Hier beschrijven we de differentiatie van OC’s van menselijke iPSC’s met behulp van een EB-gebaseerd protocol. Dit protocol is aangepast van Rössler et al.26 en aangepast om de robuustheid te vergroten en cryopreservatie tijdens het differentiatieproces mogelijk te maken. Eerst oogstten we hematopoëtische cellen slechts één keer na 10 dagen differentiatie. Hematopoëtische cellen werden vervolgens gecryopreserveerd om meer flexibiliteit tijdens het differentiatieproces mogelijk te maken. Daarnaast verhoogden we de kiemdichtheid van de hematopoëtische cellen van 1 x 105 naar 2 x 105 cellen/cm2 voor OC-differentiatie. Er werd gebruik gemaakt van een recenter humaan iPSC-serumvrij medium (hiPSC-SFM, zie Materiaaltabel) en de putjes werden gecoat met 200-300 μg/ml van een basaalmembraanextract (zie Materiaaltabel) in plaats van 0,1% gelatine. Penicilline/streptomycine werd niet aan de media toegevoegd.

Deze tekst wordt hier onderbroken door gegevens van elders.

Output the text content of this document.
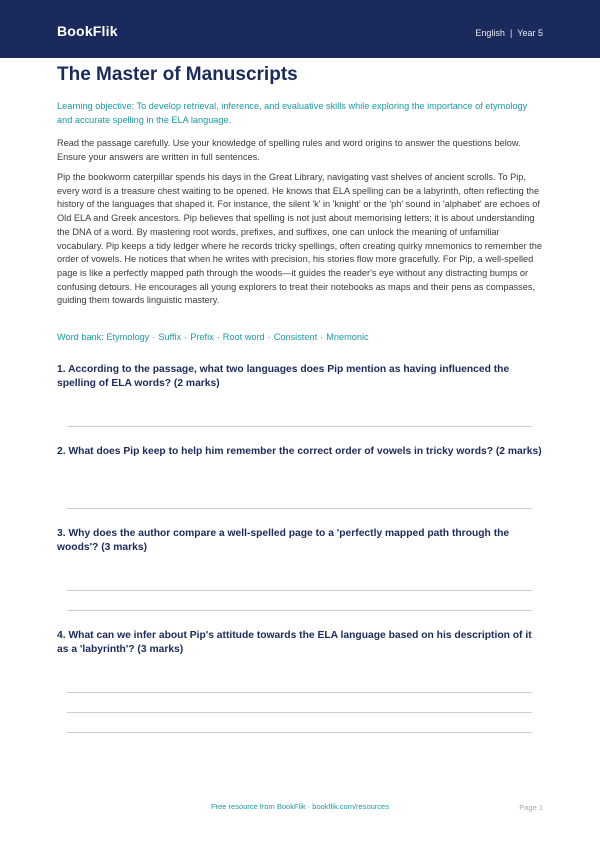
BookFlik	English | Year 5
The Master of Manuscripts
Learning objective: To develop retrieval, inference, and evaluative skills while exploring the importance of etymology and accurate spelling in the ELA language.
Read the passage carefully. Use your knowledge of spelling rules and word origins to answer the questions below. Ensure your answers are written in full sentences.
Pip the bookworm caterpillar spends his days in the Great Library, navigating vast shelves of ancient scrolls. To Pip, every word is a treasure chest waiting to be opened. He knows that ELA spelling can be a labyrinth, often reflecting the history of the languages that shaped it. For instance, the silent 'k' in 'knight' or the 'ph' sound in 'alphabet' are echoes of Old ELA and Greek ancestors. Pip believes that spelling is not just about memorising letters; it is about understanding the DNA of a word. By mastering root words, prefixes, and suffixes, one can unlock the meaning of unfamiliar vocabulary. Pip keeps a tidy ledger where he records tricky spellings, often creating quirky mnemonics to remember the order of vowels. He notices that when he writes with precision, his stories flow more gracefully. For Pip, a well-spelled page is like a perfectly mapped path through the woods—it guides the reader's eye without any distracting bumps or confusing detours. He encourages all young explorers to treat their notebooks as maps and their pens as compasses, guiding them towards linguistic mastery.
Word bank: Etymology · Suffix · Prefix · Root word · Consistent · Mnemonic
1. According to the passage, what two languages does Pip mention as having influenced the spelling of ELA words? (2 marks)
2. What does Pip keep to help him remember the correct order of vowels in tricky words? (2 marks)
3. Why does the author compare a well-spelled page to a 'perfectly mapped path through the woods'? (3 marks)
4. What can we infer about Pip's attitude towards the ELA language based on his description of it as a 'labyrinth'? (3 marks)
Free resource from BookFlik · bookflik.com/resources	Page 1
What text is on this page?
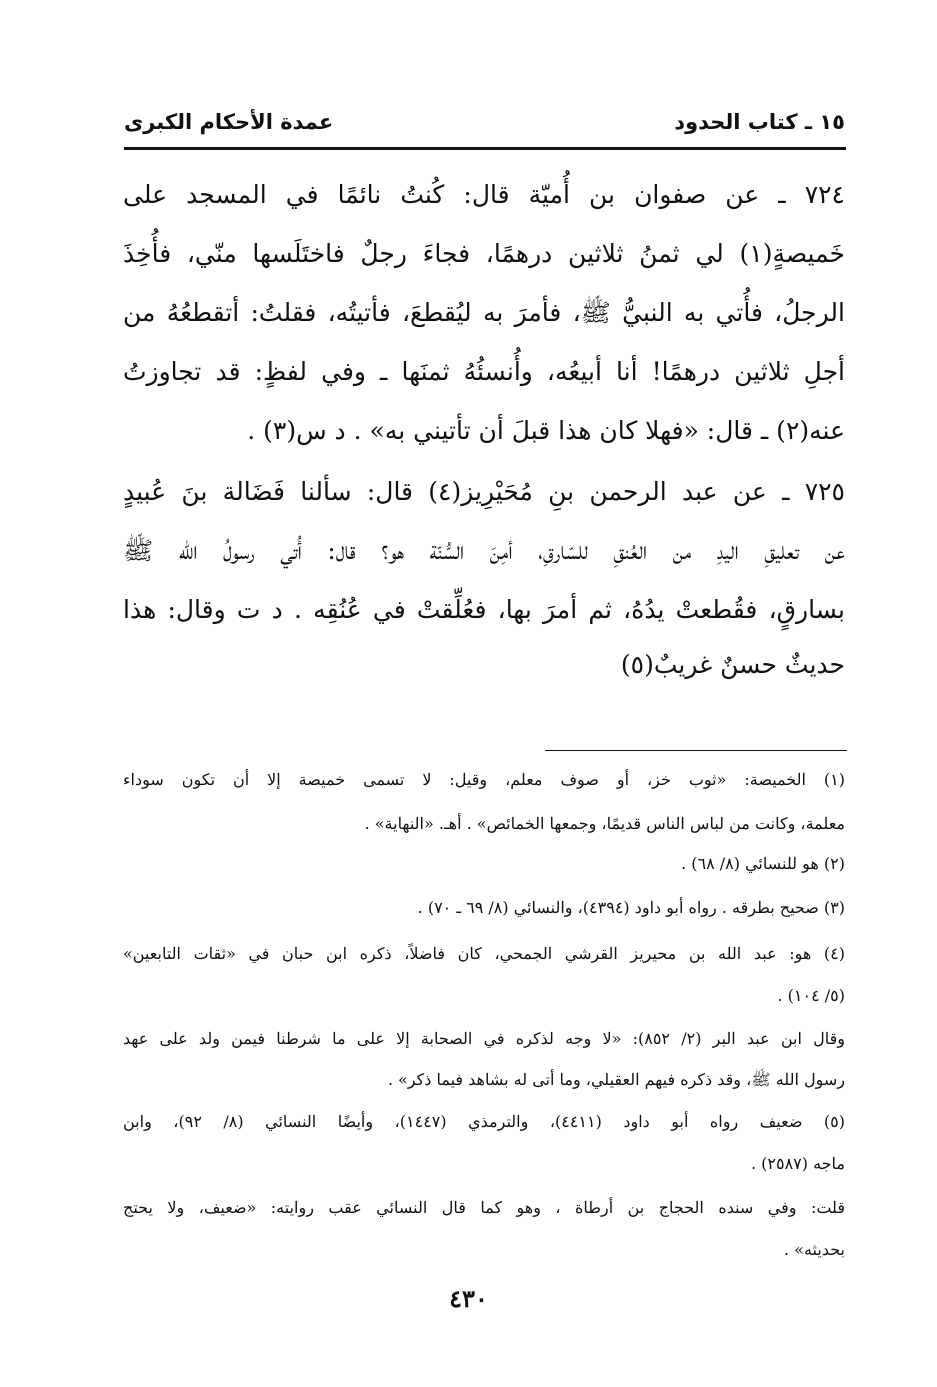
١٥ ـ كتاب الحدود
عمدة الأحكام الكبرى
٧٢٤ ـ عن صفوان بن أُميّة قال: كُنتُ نائمًا في المسجد على
خَميصةٍ(١) لي ثمنُ ثلاثين درهمًا، فجاءَ رجلٌ فاختَلَسها منّي، فأُخِذَ
الرجلُ، فأُتي به النبيُّ ﷺ، فأمرَ به ليُقطعَ، فأتيتُه، فقلتُ: أتقطعُهُ من
أجلِ ثلاثين درهمًا! أنا أبيعُه، وأُنسئُهُ ثمنَها ـ وفي لفظٍ: قد تجاوزتُ
عنه(٢) ـ قال: «فهلا كان هذا قبلَ أن تأتيني به» . د س(٣) .
٧٢٥ ـ عن عبد الرحمن بنِ مُحَيْرِيز(٤) قال: سألنا فَضَالة بنَ عُبيدٍ
عن تعليقِ اليدِ من العُنقِ للسّارقِ، أمِنَ السُّنّة هو؟ قال: أُتي رسولُ الله ﷺ
بسارقٍ، فقُطعتْ يدُهُ، ثم أمرَ بها، فعُلِّقتْ في عُنُقِه . د ت وقال: هذا
حديثٌ حسنٌ غريبٌ(٥)
(١) الخميصة: «ثوب خز، أو صوف معلم، وقيل: لا تسمى خميصة إلا أن تكون سوداء
معلمة، وكانت من لباس الناس قديمًا، وجمعها الخمائص» . أهـ. «النهاية» .
(٢) هو للنسائي (٨/ ٦٨) .
(٣) صحيح بطرقه . رواه أبو داود (٤٣٩٤)، والنسائي (٨/ ٦٩ ـ ٧٠) .
(٤) هو: عبد الله بن محيريز القرشي الجمحي، كان فاضلاً، ذكره ابن حبان في «ثقات التابعين»
(٥/ ١٠٤) .
وقال ابن عبد البر (٢/ ٨٥٢): «لا وجه لذكره في الصحابة إلا على ما شرطنا فيمن ولد على عهد
رسول الله ﷺ، وقد ذكره فيهم العقيلي، وما أتى له بشاهد فيما ذكر» .
(٥) ضعيف رواه أبو داود (٤٤١١)، والترمذي (١٤٤٧)، وأيضًا النسائي (٨/ ٩٢)، وابن
ماجه (٢٥٨٧) .
قلت: وفي سنده الحجاج بن أرطاة ، وهو كما قال النسائي عقب روايته: «ضعيف، ولا يحتج
بحديثه» .
٤٣٠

Het protocol van Rössler et al.26 was oorspronkelijk aangepast van een iPSC naar een macrofaagdifferentiatieprotocol28 dat EB-vorming gebruikt voor hematopoëtische differentiatie. Hoewel EB-vorming al langere tijd door onderzoekers wordt gebruikt voor hematopoëtische differentiatie29,30, zijn er in de literatuur verschillende methoden van EB-inductie beschreven, zoals spontane aggregatie, centrifugatie in een putplaat met ronde bodem, hangende druppelcultuur, bioreactorcultuur, conische buiscultuur, langzaam draaiend lateraal vat en micromold-gelcultuur31. Dit protocol maakt gebruik van centrifugatie van gedissocieerde iPSC’s in een putplaat met ronde bodem om afzonderlijke iPSC-cellen dicht bij elkaar te brengen en bolvorming (EB) mogelijk te maken, zoals hieronder beschreven.

Protocol

OPMERKING: Alle reagentia die in dit protocol worden gebruikt, zijn te vinden in de materiaaltabel. Tenzij anders aangegeven, werden alle media voor gebruik vooraf in evenwicht gebracht tot 37 °C. Alle centrifugatiestappen worden uitgevoerd bij 37 °C en met behulp van de langzaamste acceleratie-/vertragingsmodus. Tenzij anders aangegeven, wordt het supernatans altijd verwijderd met behulp van Pasteur glazen pipetten voor eenmalig gebruik. 1. Ontdooien en vermeerderen v…

Representative Results

Monitoring van de celmorfologie gedurende het hele differentiatieprocesAlle hieronder beschreven resultaten zijn gegenereerd met behulp van de MCND-TENS2 iPSC-lijn voor OC-differentiatie. Deze iPSC-lijn is eerder gebruikt in verschillende onderzoeken 32,33. Toch zijn er ook andere iPSC-lijnen met succes gebruikt met dit differentiatieprotocol. Regelmatige visuele beoordeling onthult verschillende en verschillende m…

Discussion

Dit protocol biedt een betrouwbare en robuuste methode om iPSC’s te differentiëren in OC’s. Toch zijn er verschillende valkuilen die zich tijdens het differentiatieproces kunnen voordoen. Menselijke iPSC-lijnen gegenereerd uit cellen van verschillende weefseloorsprong zijn met succes gedifferentieerd met behulp van dit protocol33. Bij het terugvriezen van iPSC’s (zie protocolstap “3. Freezing back iPSC’s”), werd één put op het punt van passeren weer bevroren in één cryovial. Bij het ontdooien…

Offenlegungen

The authors have nothing to disclose.

Acknowledgements

De auteurs willen de leden van het Giachelli-lab bedanken voor hun technische hulp en ondersteuning. We danken het W. M. Keck Microscopie Centrum en de Keck Center manager, Dr. Nathanial Peters, voor hun hulp bij het verkrijgen van de confocale microscopie en breedveldmicroscopiebeelden. We danken ook de UW Flow Core Facility en de Flow Core Facility manager, Aurelio Silvestroni, voor technische ondersteuning en assistentie. Tot slot bedanken we Hannah Blümke voor de ondersteuning bij illustratie en grafisch ontwerp.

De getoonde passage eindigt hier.